De nouvelles technologies viennent sans cesse contrecarrer les méthodes conventionnelles d'accès légal. Elles permettent aux criminels de mettre leurs activités à l'abri de toute détection. Toutes les nouveautés créent de nouveaux défis. Par exemple, la portabilité de son numéro local permet à une personne de conserver son numéro de téléphone lorsqu'elle change d'adresse. Les systèmes de communications personnels tels les téléphones cellulaires, les téléavertisseurs et les Palm Pilot utilisent une technologie numérique qui assure un niveau de sécurité accru. Les communications via satellite offrent la possibilité de mener ses affaires n'importe où et la capacité de branchement de systèmes par le biais de divers portails partout dans le monde. Il y a également l'Internet, qui est de plus en plus utilisé par les criminels comme moyen de communication dans la conduite de leurs activités criminelles. Le défi pour les forces d'exécution de la loi est de maintenir leur capacité de détecter, de prévenir et de poursuivre ceux qui utilisent l'Internet à des fins criminelles.

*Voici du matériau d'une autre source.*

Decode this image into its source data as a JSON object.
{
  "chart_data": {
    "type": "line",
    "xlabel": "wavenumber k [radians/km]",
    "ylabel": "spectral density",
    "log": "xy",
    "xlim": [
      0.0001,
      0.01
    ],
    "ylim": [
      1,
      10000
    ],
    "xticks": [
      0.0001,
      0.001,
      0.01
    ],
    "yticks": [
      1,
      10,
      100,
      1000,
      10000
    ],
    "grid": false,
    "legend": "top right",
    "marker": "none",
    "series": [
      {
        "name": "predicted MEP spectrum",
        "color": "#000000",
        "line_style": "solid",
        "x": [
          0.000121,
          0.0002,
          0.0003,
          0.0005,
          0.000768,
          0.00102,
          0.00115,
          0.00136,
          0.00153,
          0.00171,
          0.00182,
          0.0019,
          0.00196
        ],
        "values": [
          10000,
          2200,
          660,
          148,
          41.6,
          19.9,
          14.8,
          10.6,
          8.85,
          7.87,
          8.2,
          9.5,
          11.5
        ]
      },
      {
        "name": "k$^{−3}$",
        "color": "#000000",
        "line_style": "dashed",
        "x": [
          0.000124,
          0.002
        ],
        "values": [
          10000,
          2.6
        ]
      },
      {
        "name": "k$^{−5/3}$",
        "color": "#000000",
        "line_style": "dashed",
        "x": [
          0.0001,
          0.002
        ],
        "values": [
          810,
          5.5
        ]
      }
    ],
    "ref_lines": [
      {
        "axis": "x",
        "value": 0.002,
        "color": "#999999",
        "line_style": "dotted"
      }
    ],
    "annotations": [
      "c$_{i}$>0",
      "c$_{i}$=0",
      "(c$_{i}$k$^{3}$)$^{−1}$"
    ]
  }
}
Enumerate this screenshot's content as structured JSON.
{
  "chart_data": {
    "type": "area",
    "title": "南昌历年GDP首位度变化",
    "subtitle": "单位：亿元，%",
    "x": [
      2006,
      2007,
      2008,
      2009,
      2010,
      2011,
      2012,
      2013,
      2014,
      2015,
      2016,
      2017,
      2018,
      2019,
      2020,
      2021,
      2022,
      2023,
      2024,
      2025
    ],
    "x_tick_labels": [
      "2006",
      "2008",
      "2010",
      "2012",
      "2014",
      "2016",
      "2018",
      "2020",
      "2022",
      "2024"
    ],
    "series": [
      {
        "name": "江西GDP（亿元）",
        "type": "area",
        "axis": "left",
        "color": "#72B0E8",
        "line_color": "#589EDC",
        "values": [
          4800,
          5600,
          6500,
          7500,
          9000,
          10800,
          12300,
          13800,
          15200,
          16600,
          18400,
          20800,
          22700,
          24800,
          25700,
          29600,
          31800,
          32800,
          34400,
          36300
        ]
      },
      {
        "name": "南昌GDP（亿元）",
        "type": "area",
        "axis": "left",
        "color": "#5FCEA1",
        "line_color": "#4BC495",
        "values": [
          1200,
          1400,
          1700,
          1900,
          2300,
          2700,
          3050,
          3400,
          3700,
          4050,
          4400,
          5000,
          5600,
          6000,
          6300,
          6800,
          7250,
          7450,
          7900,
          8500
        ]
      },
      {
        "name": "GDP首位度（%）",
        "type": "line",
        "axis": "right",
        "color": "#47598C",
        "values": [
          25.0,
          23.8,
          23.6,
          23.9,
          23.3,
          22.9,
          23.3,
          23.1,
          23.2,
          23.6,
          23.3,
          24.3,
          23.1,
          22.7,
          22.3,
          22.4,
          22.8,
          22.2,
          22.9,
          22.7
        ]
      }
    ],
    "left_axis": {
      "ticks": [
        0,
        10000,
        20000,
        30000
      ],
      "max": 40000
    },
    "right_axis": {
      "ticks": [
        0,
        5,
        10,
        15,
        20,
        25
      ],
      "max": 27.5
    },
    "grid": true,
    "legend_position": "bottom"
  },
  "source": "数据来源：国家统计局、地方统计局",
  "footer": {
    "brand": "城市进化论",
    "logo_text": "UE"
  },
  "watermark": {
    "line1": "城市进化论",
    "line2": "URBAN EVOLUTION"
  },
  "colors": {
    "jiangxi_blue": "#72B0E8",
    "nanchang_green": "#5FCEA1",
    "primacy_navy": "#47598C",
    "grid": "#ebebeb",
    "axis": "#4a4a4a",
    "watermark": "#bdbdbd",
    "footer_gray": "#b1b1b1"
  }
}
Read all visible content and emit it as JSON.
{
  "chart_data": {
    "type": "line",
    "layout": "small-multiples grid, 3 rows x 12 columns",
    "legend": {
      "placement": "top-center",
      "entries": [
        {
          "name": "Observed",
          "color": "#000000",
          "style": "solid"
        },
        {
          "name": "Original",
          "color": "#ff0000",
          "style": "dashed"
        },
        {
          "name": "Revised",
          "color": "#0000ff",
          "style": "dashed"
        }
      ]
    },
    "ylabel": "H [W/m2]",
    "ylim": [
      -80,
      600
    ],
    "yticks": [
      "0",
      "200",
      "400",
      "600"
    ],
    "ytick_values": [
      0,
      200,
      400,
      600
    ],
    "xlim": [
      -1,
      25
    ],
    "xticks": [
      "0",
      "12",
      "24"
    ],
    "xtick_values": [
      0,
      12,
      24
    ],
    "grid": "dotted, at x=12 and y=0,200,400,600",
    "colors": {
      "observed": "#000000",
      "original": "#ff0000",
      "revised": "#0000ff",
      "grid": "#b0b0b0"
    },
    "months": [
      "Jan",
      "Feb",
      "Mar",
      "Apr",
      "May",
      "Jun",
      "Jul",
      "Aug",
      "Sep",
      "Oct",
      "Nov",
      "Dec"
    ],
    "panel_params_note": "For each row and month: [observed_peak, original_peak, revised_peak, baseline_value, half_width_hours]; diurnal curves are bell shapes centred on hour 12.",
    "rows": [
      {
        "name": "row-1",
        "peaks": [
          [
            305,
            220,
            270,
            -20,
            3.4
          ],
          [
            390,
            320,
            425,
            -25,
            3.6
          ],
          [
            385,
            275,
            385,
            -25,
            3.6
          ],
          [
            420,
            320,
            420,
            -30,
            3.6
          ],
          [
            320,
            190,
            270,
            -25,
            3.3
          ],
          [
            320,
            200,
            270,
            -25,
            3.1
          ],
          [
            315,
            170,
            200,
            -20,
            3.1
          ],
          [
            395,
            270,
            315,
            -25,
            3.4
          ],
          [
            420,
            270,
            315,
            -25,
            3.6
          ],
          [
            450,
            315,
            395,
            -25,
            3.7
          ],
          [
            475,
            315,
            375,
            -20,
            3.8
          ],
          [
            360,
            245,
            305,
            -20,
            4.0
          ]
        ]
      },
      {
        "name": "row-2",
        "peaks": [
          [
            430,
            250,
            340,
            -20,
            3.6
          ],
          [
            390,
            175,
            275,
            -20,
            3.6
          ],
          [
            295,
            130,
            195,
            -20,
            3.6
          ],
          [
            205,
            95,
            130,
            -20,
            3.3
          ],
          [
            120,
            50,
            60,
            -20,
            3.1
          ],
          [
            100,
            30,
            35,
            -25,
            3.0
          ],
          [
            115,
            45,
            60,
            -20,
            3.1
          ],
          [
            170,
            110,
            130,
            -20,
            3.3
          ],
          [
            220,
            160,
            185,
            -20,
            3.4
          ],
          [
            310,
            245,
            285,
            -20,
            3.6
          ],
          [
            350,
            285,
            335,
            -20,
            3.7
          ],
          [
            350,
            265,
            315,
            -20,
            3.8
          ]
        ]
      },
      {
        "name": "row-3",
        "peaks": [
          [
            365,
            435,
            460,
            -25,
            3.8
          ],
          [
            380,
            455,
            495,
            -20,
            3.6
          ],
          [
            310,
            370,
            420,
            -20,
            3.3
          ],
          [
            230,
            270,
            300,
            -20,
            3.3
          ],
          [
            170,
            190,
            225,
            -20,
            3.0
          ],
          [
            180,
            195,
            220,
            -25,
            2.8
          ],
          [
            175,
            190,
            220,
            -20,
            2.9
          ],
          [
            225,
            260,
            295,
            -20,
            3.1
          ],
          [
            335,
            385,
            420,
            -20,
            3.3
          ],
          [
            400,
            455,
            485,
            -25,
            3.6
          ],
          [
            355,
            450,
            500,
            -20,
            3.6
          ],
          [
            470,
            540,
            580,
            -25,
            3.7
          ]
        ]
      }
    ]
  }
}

Le défi présenté par l'utilisation de la cryptographie par l'élément criminel vient compliquer encore la situation. La cryptographie permet en gros de transformer un message écrit ou verbal en un code indéchiffrable. La technologie de l'encodage s'est perfectionnée à un point tel qu'elle l'emporte aujourd'hui sur la capacité de décrypter des messages. Au fur et à mesure de l'amélioration de la technologie, des produits d'encodage seront de plus en plus utilisés pour encoder des conversations. La cryptographie est ainsi destinée à devenir un outil efficace pour les criminels désireux de dissimuler leurs activités criminelles, comme par exemple le trafic de stupéfiants, le blanchiment d'argent, la pédopornographie et le terrorisme.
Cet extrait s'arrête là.